Some have wondered why in other parts of the world, such as the Middle East and Australia, temperatures of 40C (104F) do not warrant such high levels of alarm as seen in the UK this week.
But the overall picture shows that the UK, like much of northern Europe, is ill-equipped to deal with high temperatures compared to the hottest parts of the world.
This helps explain why researchers predict the current heat wave could lead to nearly 1,000 deaths in England and Wales.
The map shows the Minimum Mortality Temperature (MMT) for different countries. This is the average daily temperature at which the fewest people die – a rise in temperature above this point results in more deaths.
The UK has an MMT of 17.0°C – calculated from an average of 10 different regions.
Looking across Europe, there is a clear north-south trend. The warmer southern countries have a higher minimum death temperature – Italy’s is nearly 5C warmer than the UK’s.

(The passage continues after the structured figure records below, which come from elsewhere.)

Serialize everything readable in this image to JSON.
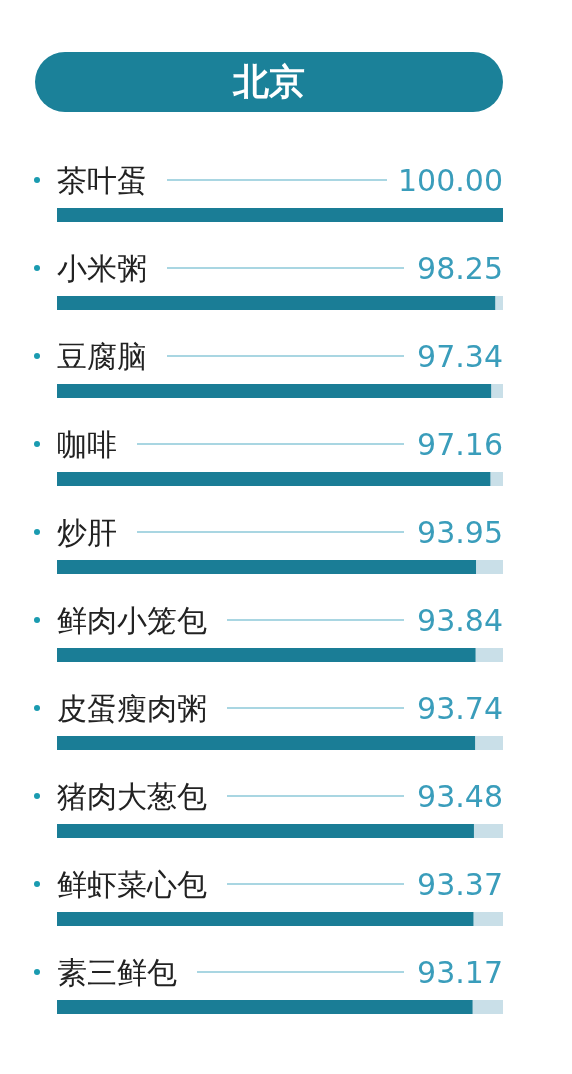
{
  "chart_data": {
    "type": "bar",
    "orientation": "horizontal",
    "title": "北京",
    "categories": [
      "茶叶蛋",
      "小米粥",
      "豆腐脑",
      "咖啡",
      "炒肝",
      "鲜肉小笼包",
      "皮蛋瘦肉粥",
      "猪肉大葱包",
      "鲜虾菜心包",
      "素三鲜包"
    ],
    "values": [
      100.0,
      98.25,
      97.34,
      97.16,
      93.95,
      93.84,
      93.74,
      93.48,
      93.37,
      93.17
    ],
    "value_labels": [
      "100.00",
      "98.25",
      "97.34",
      "97.16",
      "93.95",
      "93.84",
      "93.74",
      "93.48",
      "93.37",
      "93.17"
    ],
    "color": "#1a7d96"
  }
}
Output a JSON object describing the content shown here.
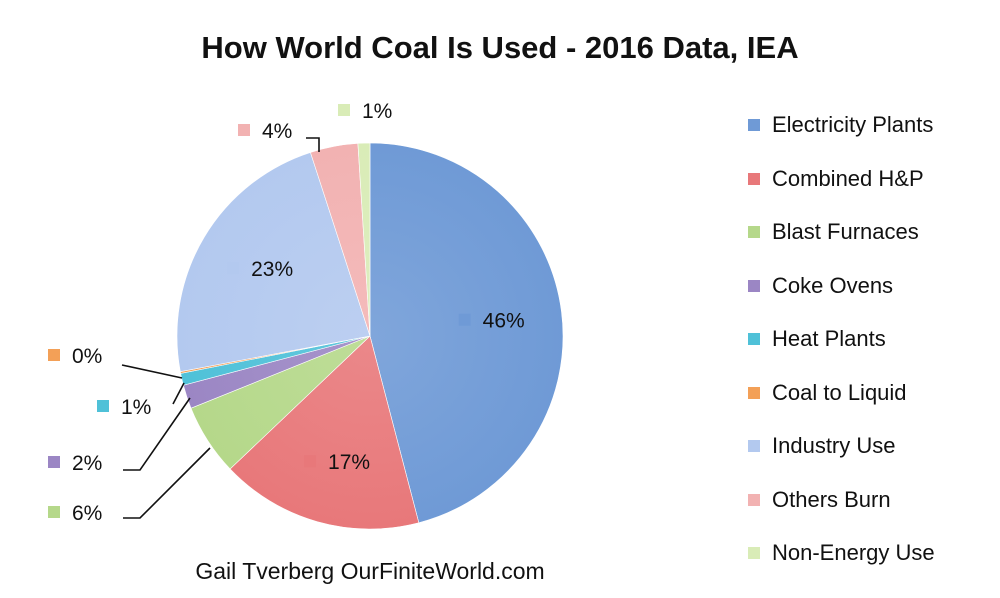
{
  "chart_data": {
    "type": "pie",
    "title": "How World Coal Is Used - 2016 Data, IEA",
    "credit": "Gail Tverberg OurFiniteWorld.com",
    "categories": [
      "Electricity Plants",
      "Combined H&P",
      "Blast Furnaces",
      "Coke Ovens",
      "Heat Plants",
      "Coal to Liquid",
      "Industry Use",
      "Others Burn",
      "Non-Energy Use"
    ],
    "values": [
      46,
      17,
      6,
      2,
      1,
      0,
      23,
      4,
      1
    ],
    "labels": [
      "46%",
      "17%",
      "6%",
      "2%",
      "1%",
      "0%",
      "23%",
      "4%",
      "1%"
    ],
    "colors": [
      "#6f9ad6",
      "#e8787a",
      "#b5d88a",
      "#9b86c4",
      "#4fc1d8",
      "#f3a057",
      "#b3c9ef",
      "#f2b2b2",
      "#d9ecb7"
    ],
    "legend_position": "right"
  }
}
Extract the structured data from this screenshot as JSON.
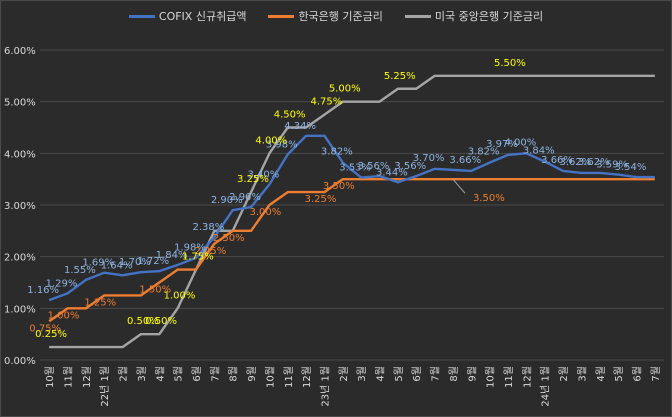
{
  "chart_data": {
    "type": "line",
    "title": "",
    "xlabel": "",
    "ylabel": "",
    "ylim": [
      0,
      6
    ],
    "yticks": [
      "0.00%",
      "1.00%",
      "2.00%",
      "3.00%",
      "4.00%",
      "5.00%",
      "6.00%"
    ],
    "grid": true,
    "legend_position": "top",
    "x_tick_labels": [
      "10월",
      "11월",
      "12월",
      "22년 1월",
      "2월",
      "3월",
      "4월",
      "5월",
      "6월",
      "7월",
      "8월",
      "9월",
      "10월",
      "11월",
      "12월",
      "23년 1월",
      "2월",
      "3월",
      "4월",
      "5월",
      "6월",
      "7월",
      "8월",
      "9월",
      "10월",
      "11월",
      "12월",
      "24년 1월",
      "2월",
      "3월",
      "4월",
      "5월",
      "6월",
      "7월"
    ],
    "series": [
      {
        "name": "COFIX 신규취급액",
        "color": "#4472c4",
        "label_color": "#8eb4e3",
        "values": [
          1.16,
          1.29,
          1.55,
          1.69,
          1.64,
          1.7,
          1.72,
          1.84,
          1.98,
          2.38,
          2.9,
          2.96,
          3.4,
          3.98,
          4.34,
          4.34,
          3.82,
          3.53,
          3.56,
          3.44,
          3.56,
          3.7,
          3.68,
          3.66,
          3.82,
          3.97,
          4.0,
          3.84,
          3.66,
          3.62,
          3.62,
          3.59,
          3.54,
          3.54
        ],
        "labels": [
          "1.16%",
          "1.29%",
          "1.55%",
          "1.69%",
          "1.64%",
          "1.70%",
          "1.72%",
          "1.84%",
          "1.98%",
          "2.38%",
          "2.90%",
          "2.96%",
          "3.40%",
          "3.98%",
          "4.34%",
          "",
          "3.82%",
          "3.53%",
          "3.56%",
          "3.44%",
          "3.56%",
          "3.70%",
          "",
          "3.66%",
          "3.82%",
          "3.97%",
          "4.00%",
          "3.84%",
          "3.66%",
          "3.62%",
          "3.62%",
          "3.59%",
          "3.54%",
          ""
        ]
      },
      {
        "name": "한국은행 기준금리",
        "color": "#ed7d31",
        "label_color": "#ed7d31",
        "values": [
          0.75,
          1.0,
          1.0,
          1.25,
          1.25,
          1.25,
          1.5,
          1.75,
          1.75,
          2.25,
          2.5,
          2.5,
          3.0,
          3.25,
          3.25,
          3.25,
          3.5,
          3.5,
          3.5,
          3.5,
          3.5,
          3.5,
          3.5,
          3.5,
          3.5,
          3.5,
          3.5,
          3.5,
          3.5,
          3.5,
          3.5,
          3.5,
          3.5,
          3.5
        ],
        "labels": [
          "0.75%",
          "1.00%",
          "",
          "1.25%",
          "",
          "",
          "1.50%",
          "",
          "",
          "2.25%",
          "2.50%",
          "",
          "3.00%",
          "",
          "",
          "3.25%",
          "3.50%",
          "",
          "",
          "",
          "",
          "",
          "",
          "",
          "",
          "",
          "",
          "",
          "",
          "",
          "",
          "",
          "",
          ""
        ],
        "extra_label": "3.50%"
      },
      {
        "name": "미국 중앙은행 기준금리",
        "color": "#a5a5a5",
        "label_color": "#ffff00",
        "values": [
          0.25,
          0.25,
          0.25,
          0.25,
          0.25,
          0.5,
          0.5,
          1.0,
          1.75,
          2.5,
          2.5,
          3.25,
          4.0,
          4.5,
          4.5,
          4.75,
          5.0,
          5.0,
          5.0,
          5.25,
          5.25,
          5.5,
          5.5,
          5.5,
          5.5,
          5.5,
          5.5,
          5.5,
          5.5,
          5.5,
          5.5,
          5.5,
          5.5,
          5.5
        ],
        "labels": [
          "0.25%",
          "",
          "",
          "",
          "",
          "0.50%",
          "0.50%",
          "1.00%",
          "1.75%",
          "",
          "",
          "3.25%",
          "4.00%",
          "4.50%",
          "",
          "4.75%",
          "5.00%",
          "",
          "",
          "5.25%",
          "",
          "",
          "",
          "",
          "",
          "5.50%",
          "",
          "",
          "",
          "",
          "",
          "",
          "",
          ""
        ]
      }
    ]
  }
}
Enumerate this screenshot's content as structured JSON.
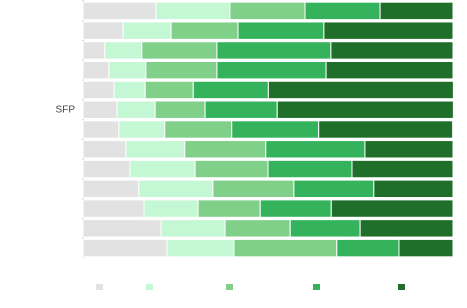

This shows that these countries are better able to cope with warmer temperatures. When average daily temperatures rise above 17C in the UK, more people die, but in Italy that only happens when temperatures rise above 21.7C.
But these MMT differences are small compared to those between European countries and places like Iran, where the figure is 28C.
And MMT in neighboring Kuwait is the highest in the world at 31°C.
In tropical climates, MMT is also consistently higher – it exceeds 27°C in Vietnam, Thailand and the Philippines – and is 22.7°C in the varied climate of China.
Across the world, there is wide variation in MMT, but it generally follows a trend that it is higher in hotter places, suggesting that these countries are better equipped to deal with higher temperatures.
Data shows that when it comes to health outcomes, a 40°C day in the UK is not the same as a 40°C day in Iran. One would expect more excess deaths in London than in Tehran at the same high temperature.
This is largely due to the fact that people and societies adapt to hot environments when they get used to them.
This includes adaptations such as building houses with good ventilation or air conditioning and the public being constantly aware of the dangers of hot weather.
There is also evidence that people can become physiologically better at coping with hot environments when they have become acclimatized to them.
The results suggest that as climate change leads to warmer temperatures, societies will adapt.
Yet heatwaves that significantly exceed the average temperature, as is currently the case in the UK, are likely to continue to lead to more deaths.
Minimum mortality temperature data was collected by the Multi-Country Multi-City (MCC) Collaborative Research Network. Several studies have been carried out in some countries at different locations. The figure reported is the median figure of these studies by country.